Similarly, you can apply static quantization by simply setting is_static to True when instantiating the QuantizationConfig object:

>>> qconfig = AutoQuantizationConfig.arm64(is_static=True, per_channel=False)

Static quantization relies on feeding batches of data through the model to estimate the activation quantization parameters ahead of inference time. To support this, 🤗 Optimum allows you to provide a calibration dataset. The calibration dataset can be a simple Dataset object from the 🤗 Datasets library, or any dataset that’s hosted on the Hugging Face Hub. For this example, we’ll pick the sst2 dataset that the model was originally trained on:

>>> from optimum.onnxruntime.configuration import AutoCalibrationConfig

>>> # Create the calibration dataset
>>> calibration_dataset = quantizer.get_calibration_dataset(
...     "glue",
...     dataset_config_name="sst2",
...     preprocess_function=partial(preprocess_fn, tokenizer=quantizer.tokenizer),
...     num_samples=50,
...     dataset_split="train",
... )
>>> # Create the calibration configuration containing the parameters related to calibration.
>>> calibration_config = AutoCalibrationConfig.minmax(calibration_dataset)
>>> # Perform the calibration step: computes the activations quantization ranges
>>> ranges = quantizer.fit(
...     dataset=calibration_dataset,
...     calibration_config=calibration_config,
...     onnx_model_path="model.onnx",
...     operators_to_quantize=qconfig.operators_to_quantize,
... )
>>> # Quantize the same way we did for dynamic quantization!
>>> quantizer.export(
...     onnx_model_path="model.onnx",
...     onnx_quantized_model_output_path="model-quantized.onnx",
...     calibration_tensors_range=ranges,
...     quantization_config=qconfig,
... )

As a final example, let’s take a look at applying graph optimizations techniques such as operator fusion and constant folding. As before, we load a configuration object, but this time by setting the optimization level instead of the quantization approach:

>>> from optimum.onnxruntime.configuration import OptimizationConfig

>>> # optimization_config=99 enables all available graph optimisations
>>> optimization_config = OptimizationConfig(optimization_level=99)
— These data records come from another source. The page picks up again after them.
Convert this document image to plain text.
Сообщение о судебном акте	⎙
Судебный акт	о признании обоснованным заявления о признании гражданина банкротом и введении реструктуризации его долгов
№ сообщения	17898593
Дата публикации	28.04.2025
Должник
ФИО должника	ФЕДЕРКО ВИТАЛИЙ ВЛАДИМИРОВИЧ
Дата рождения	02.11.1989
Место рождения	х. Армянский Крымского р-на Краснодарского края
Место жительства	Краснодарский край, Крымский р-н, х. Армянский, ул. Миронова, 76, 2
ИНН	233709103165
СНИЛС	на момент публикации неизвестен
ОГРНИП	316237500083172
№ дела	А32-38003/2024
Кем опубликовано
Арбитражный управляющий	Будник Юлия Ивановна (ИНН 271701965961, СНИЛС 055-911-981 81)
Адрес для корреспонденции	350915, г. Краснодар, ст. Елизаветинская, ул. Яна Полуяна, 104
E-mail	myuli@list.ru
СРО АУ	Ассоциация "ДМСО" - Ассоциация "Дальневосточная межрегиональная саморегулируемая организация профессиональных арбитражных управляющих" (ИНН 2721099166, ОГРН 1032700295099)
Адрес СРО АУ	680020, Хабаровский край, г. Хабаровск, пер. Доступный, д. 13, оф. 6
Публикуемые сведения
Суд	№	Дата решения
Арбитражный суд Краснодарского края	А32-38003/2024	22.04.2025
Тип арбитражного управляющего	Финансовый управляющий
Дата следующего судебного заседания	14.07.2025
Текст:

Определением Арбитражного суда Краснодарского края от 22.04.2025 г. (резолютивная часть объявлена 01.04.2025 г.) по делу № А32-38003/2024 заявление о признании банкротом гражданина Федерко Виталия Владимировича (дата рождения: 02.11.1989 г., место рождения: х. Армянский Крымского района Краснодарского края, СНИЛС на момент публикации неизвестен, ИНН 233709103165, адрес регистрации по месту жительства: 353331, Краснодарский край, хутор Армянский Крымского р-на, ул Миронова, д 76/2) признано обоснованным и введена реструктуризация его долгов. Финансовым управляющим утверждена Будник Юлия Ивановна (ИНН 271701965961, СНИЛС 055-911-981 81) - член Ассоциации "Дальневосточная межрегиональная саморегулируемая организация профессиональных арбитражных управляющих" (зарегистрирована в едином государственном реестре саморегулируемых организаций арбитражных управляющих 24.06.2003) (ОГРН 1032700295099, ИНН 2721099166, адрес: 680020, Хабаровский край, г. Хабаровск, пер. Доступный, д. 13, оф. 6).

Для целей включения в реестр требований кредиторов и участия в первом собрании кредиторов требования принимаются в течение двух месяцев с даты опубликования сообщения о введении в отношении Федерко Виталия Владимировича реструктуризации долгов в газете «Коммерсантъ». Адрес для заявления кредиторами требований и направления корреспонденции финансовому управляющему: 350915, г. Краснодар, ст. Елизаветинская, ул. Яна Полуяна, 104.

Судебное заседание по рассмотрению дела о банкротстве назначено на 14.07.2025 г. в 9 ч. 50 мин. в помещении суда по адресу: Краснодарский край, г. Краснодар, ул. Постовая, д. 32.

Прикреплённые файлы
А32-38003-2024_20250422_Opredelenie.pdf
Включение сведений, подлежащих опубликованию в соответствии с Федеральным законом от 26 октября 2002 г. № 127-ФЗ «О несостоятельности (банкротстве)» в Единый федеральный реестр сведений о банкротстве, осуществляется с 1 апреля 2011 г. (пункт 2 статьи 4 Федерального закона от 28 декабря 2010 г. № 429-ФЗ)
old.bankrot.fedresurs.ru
Next, we load an optimizer to apply these optimisations to our model:

>>> from optimum.onnxruntime import ORTOptimizer

>>> optimizer = ORTOptimizer.from_pretrained(
...     model_checkpoint,
...     feature="sequence-classification",
... )
>>> # Export the optimized model
>>> optimizer.export(
...     onnx_model_path="model.onnx",
...     onnx_optimized_model_output_path="model-optimized.onnx",
...     optimization_config=optimization_config,
... )

And that’s it - the model is now optimized and ready for inference! As you can see, the process is similar in each case:

Define the optimization / quantization strategies via an OptimizationConfig / QuantizationConfig object
Instantiate a ORTQuantizer or ORTOptimizer class
Apply the export() method
Run inference

Check out the examples directory for more sophisticated usage.

Happy optimising 🤗!